Der Ein­stieg zur Be­schrei­bung einer in­di­vi­du­el­len Film­spra­che ist die Mise-en-scène, die In­sze­nie­rung einer Film­hand­lung in Bil­dern. Rau­mein­druck, Bau­ten, Ka­me­ra­füh­rung und Be­leuch­tung, Klei­dung und Re­qui­si­ten kom­men hier zu­sam­men und schaf­fen ein Bild. Wenn ein Bild rich­tig „ge­le­sen“ wird, sagt es oft mehr als Spra­che, da es of­fe­ne­re se­man­ti­sche Struk­tu­ren hat. Zudem zwingt die „Gram­ma­tik“ die­ses Me­di­ums es nicht, ein­deu­ti­ge Be­zü­ge zwi­schen den ein­zel­nen Ele­men­ten her­zu­stel­len, wes­halb es mehr der Sub­jek­ti­vi­tät des Be­trach­ters über­lässt. Es for­dert ihn auf, die sym­bo­li­sche Auf­la­dung von Kör­per­hal­tun­gen, Ges­ten, Far­ben und Ge­gen­stän­den wahr­zu­neh­men und zu deu­ten.

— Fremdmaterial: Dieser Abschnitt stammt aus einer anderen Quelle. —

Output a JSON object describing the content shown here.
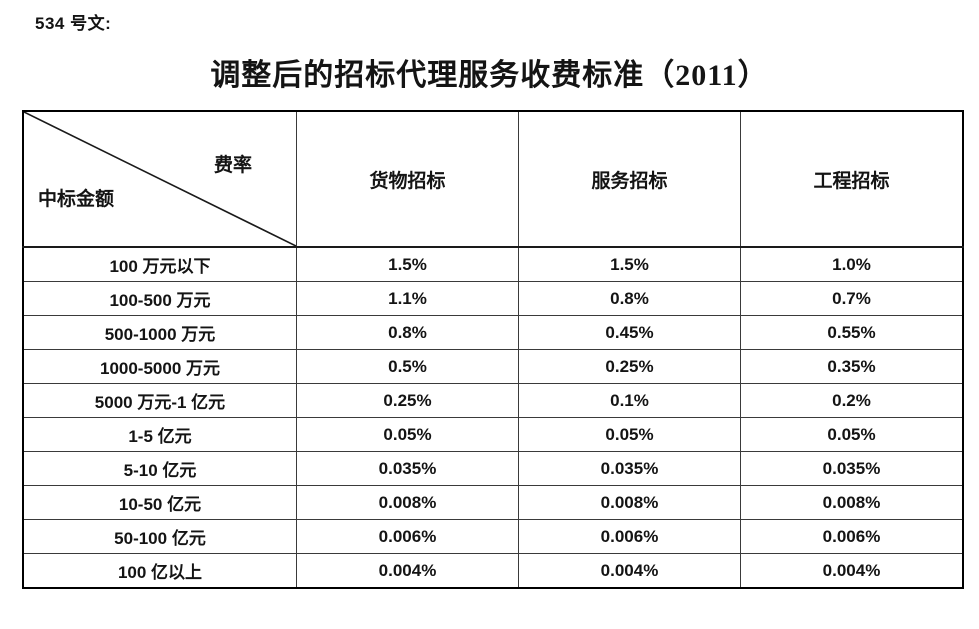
{
  "doc_label": "534 号文:",
  "title": "调整后的招标代理服务收费标准（2011）",
  "table": {
    "corner": {
      "top_right": "费率",
      "bottom_left": "中标金额"
    },
    "columns": [
      "货物招标",
      "服务招标",
      "工程招标"
    ],
    "rows": [
      {
        "label": "100 万元以下",
        "values": [
          "1.5%",
          "1.5%",
          "1.0%"
        ]
      },
      {
        "label": "100-500 万元",
        "values": [
          "1.1%",
          "0.8%",
          "0.7%"
        ]
      },
      {
        "label": "500-1000 万元",
        "values": [
          "0.8%",
          "0.45%",
          "0.55%"
        ]
      },
      {
        "label": "1000-5000 万元",
        "values": [
          "0.5%",
          "0.25%",
          "0.35%"
        ]
      },
      {
        "label": "5000 万元-1 亿元",
        "values": [
          "0.25%",
          "0.1%",
          "0.2%"
        ]
      },
      {
        "label": "1-5 亿元",
        "values": [
          "0.05%",
          "0.05%",
          "0.05%"
        ]
      },
      {
        "label": "5-10 亿元",
        "values": [
          "0.035%",
          "0.035%",
          "0.035%"
        ]
      },
      {
        "label": "10-50 亿元",
        "values": [
          "0.008%",
          "0.008%",
          "0.008%"
        ]
      },
      {
        "label": "50-100 亿元",
        "values": [
          "0.006%",
          "0.006%",
          "0.006%"
        ]
      },
      {
        "label": "100 亿以上",
        "values": [
          "0.004%",
          "0.004%",
          "0.004%"
        ]
      }
    ]
  },
  "colors": {
    "text": "#141414",
    "border_outer": "#000000",
    "border_inner": "#3a3a3a",
    "background": "#ffffff"
  }
}
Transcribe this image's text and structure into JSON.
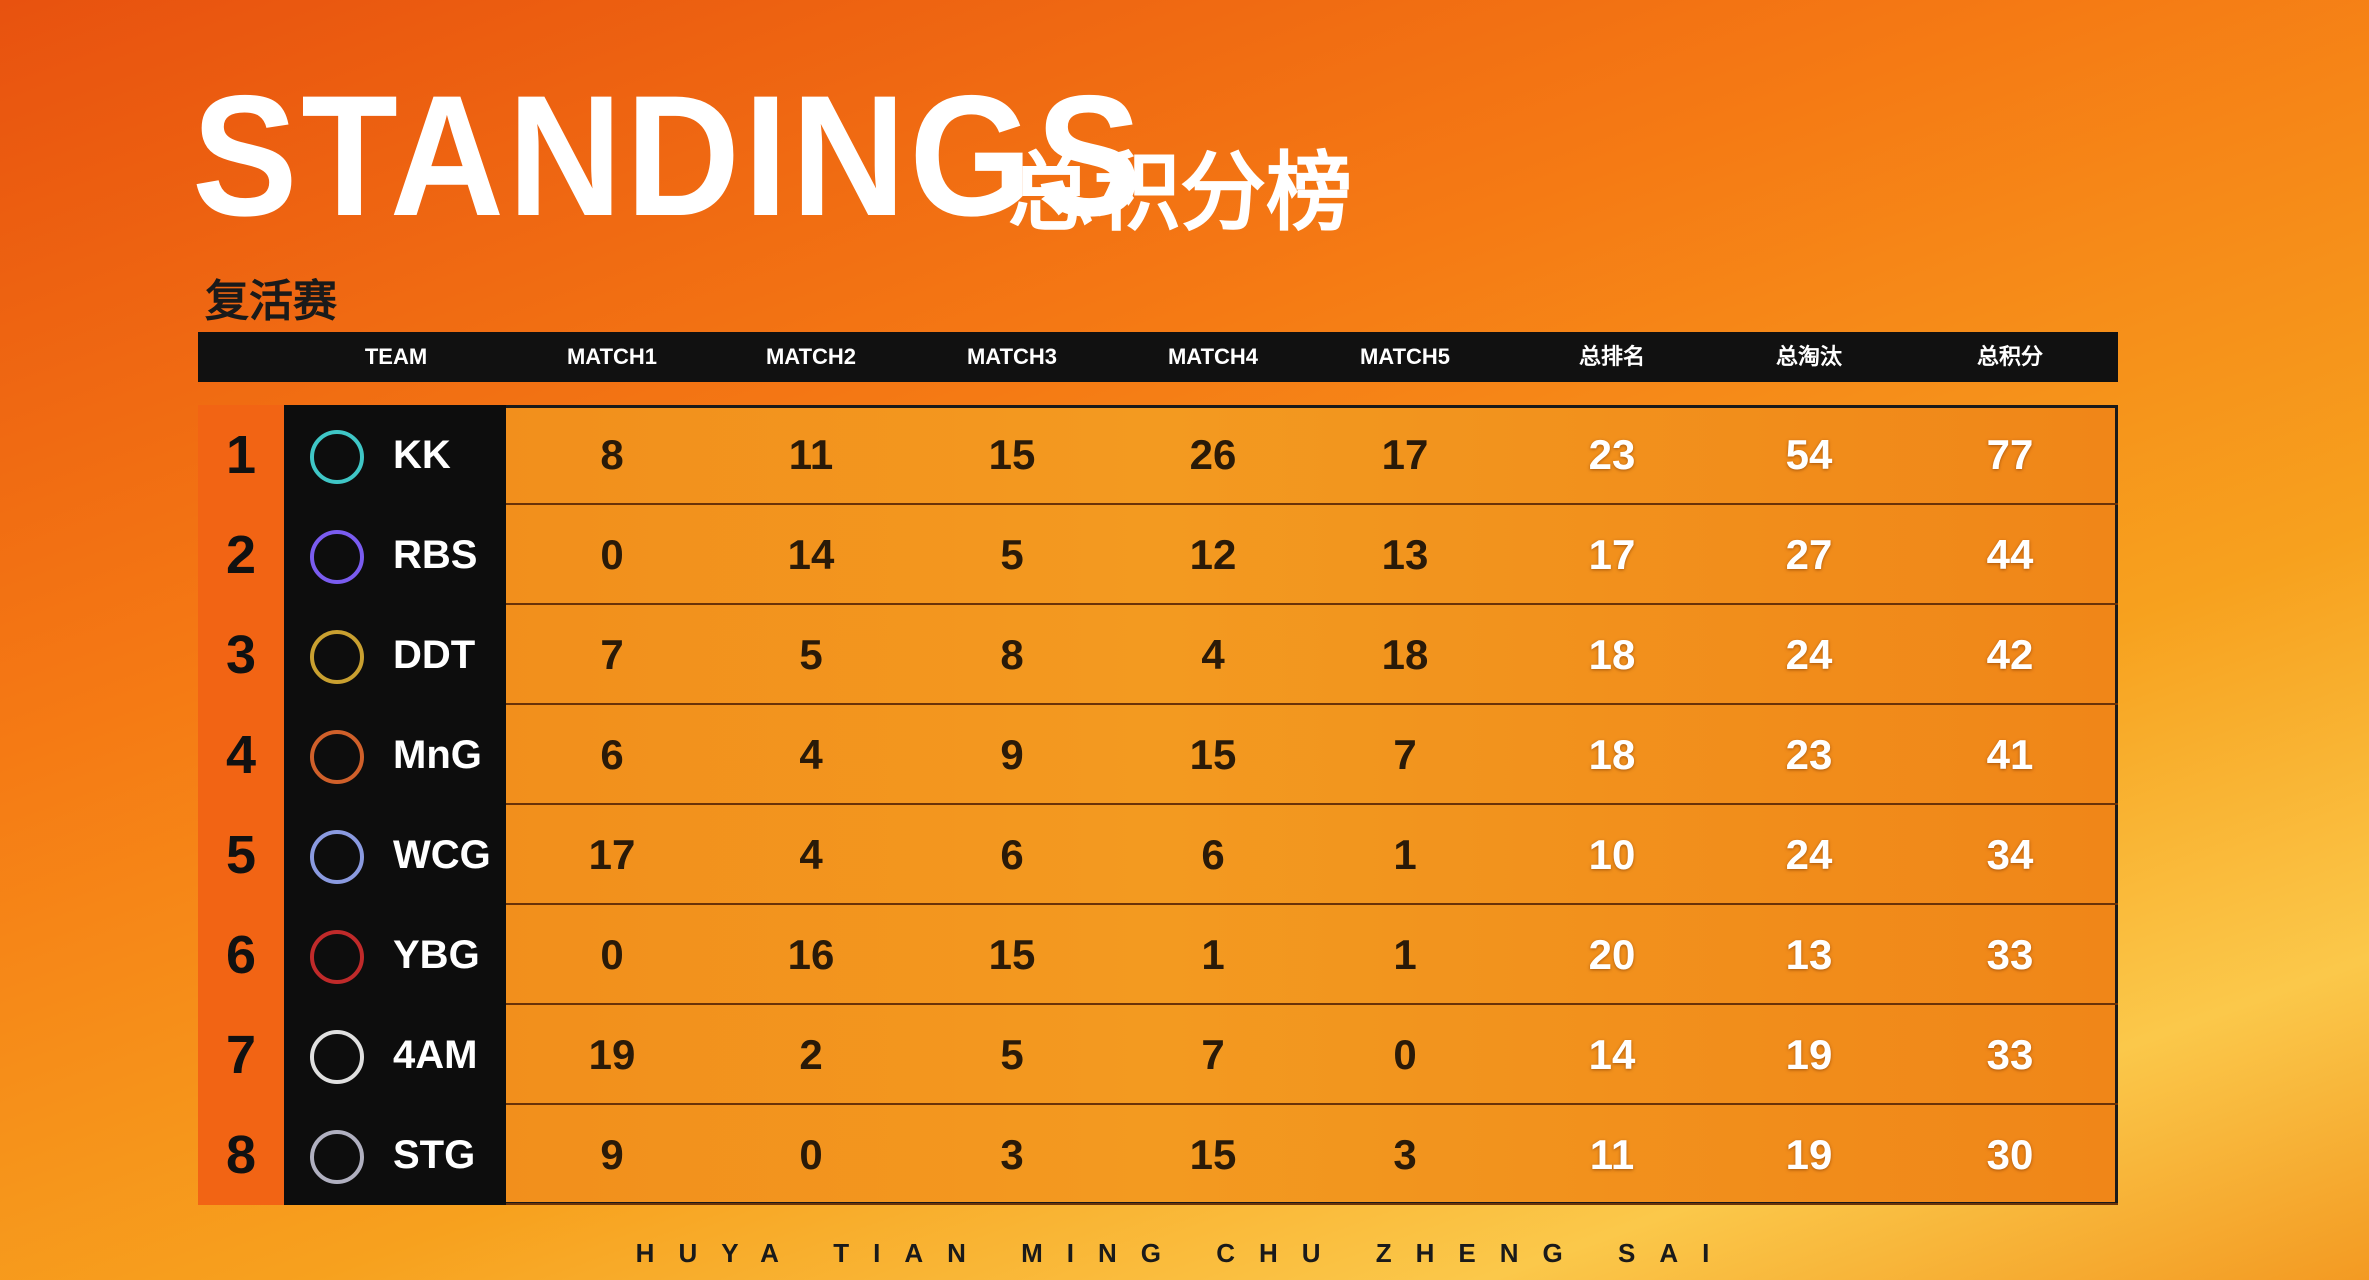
{
  "header": {
    "title": "STANDINGS",
    "subtitle": "总积分榜",
    "stage": "复活赛"
  },
  "table": {
    "columns": [
      "TEAM",
      "MATCH1",
      "MATCH2",
      "MATCH3",
      "MATCH4",
      "MATCH5",
      "总排名",
      "总淘汰",
      "总积分"
    ],
    "rows": [
      [
        1,
        "KK",
        8,
        11,
        15,
        26,
        17,
        23,
        54,
        77
      ],
      [
        2,
        "RBS",
        0,
        14,
        5,
        12,
        13,
        17,
        27,
        44
      ],
      [
        3,
        "DDT",
        7,
        5,
        8,
        4,
        18,
        18,
        24,
        42
      ],
      [
        4,
        "MnG",
        6,
        4,
        9,
        15,
        7,
        18,
        23,
        41
      ],
      [
        5,
        "WCG",
        17,
        4,
        6,
        6,
        1,
        10,
        24,
        34
      ],
      [
        6,
        "YBG",
        0,
        16,
        15,
        1,
        1,
        20,
        13,
        33
      ],
      [
        7,
        "4AM",
        19,
        2,
        5,
        7,
        0,
        14,
        19,
        33
      ],
      [
        8,
        "STG",
        9,
        0,
        3,
        15,
        3,
        11,
        19,
        30
      ]
    ]
  },
  "footer": "HUYA TIAN MING CHU ZHENG SAI"
}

Dabei haben be­weg­te Bil­der wie die na­tür­li­che Spra­che eine Art Syn­tax, eine Se­quen­zie­rung. Was bei­spiels­wei­se zu­erst zu sehen ist, wird als Ur­sa­che an­ge­nom­men. Dis­kon­ti­nui­tä­ten zwi­schen Se­quen­zen wer­den als Ort- oder Zeit­sprün­ge ver­stan­den. Das Me­di­um kann auf eine Weise die Li­nea­ri­sie­rung ver­las­sen, wie sie sprach­lich nicht mög­lich ist, z.B. durch Bild­tei­lung, durch Rück­blen­den oder durch schnel­le Mon­ta­ge, wenn zwei Vor­gän­ge si­mul­tan ab­lau­fen.

Den­noch ist „Film­spra­che“ als Be­griff pro­ble­ma­tisch, weil er sug­ge­riert, dass Filme wie sprach­li­che Texte ana­ly­siert und be­grif­fen wer­den kön­nen. Dies ist aber nicht der Fall – in kei­nem Roman gibt es eine ame­ri­ka­ni­sche Ein­stel­lung, eine Wisch­blen­de oder einen Sound­track (Fre­der­king, 2012, S. 186). Film­spra­che ba­siert nicht auf lin­gu­is­ti­schen Struk­tu­ren, son­dern ent­steht aus tech­ni­schen Mit­teln, die ei­ge­ne Stil­tra­di­tio­nen her­aus­ge­bil­det haben. Filme sind daher nicht an print­me­dia­len Stan­dards zu mes­sen, son­dern als ei­gen­stän­di­ge Me­di­en auf­zu­fas­sen. Der Be­griff ist den­noch in­so­weit sinn­voll, als er ver­deut­licht, dass Filme eine ei­ge­ne Spra­che haben, die auf den spe­zi­fi­schen Dar­stel­lungs­mit­teln des Me­di­ums be­ru­hen.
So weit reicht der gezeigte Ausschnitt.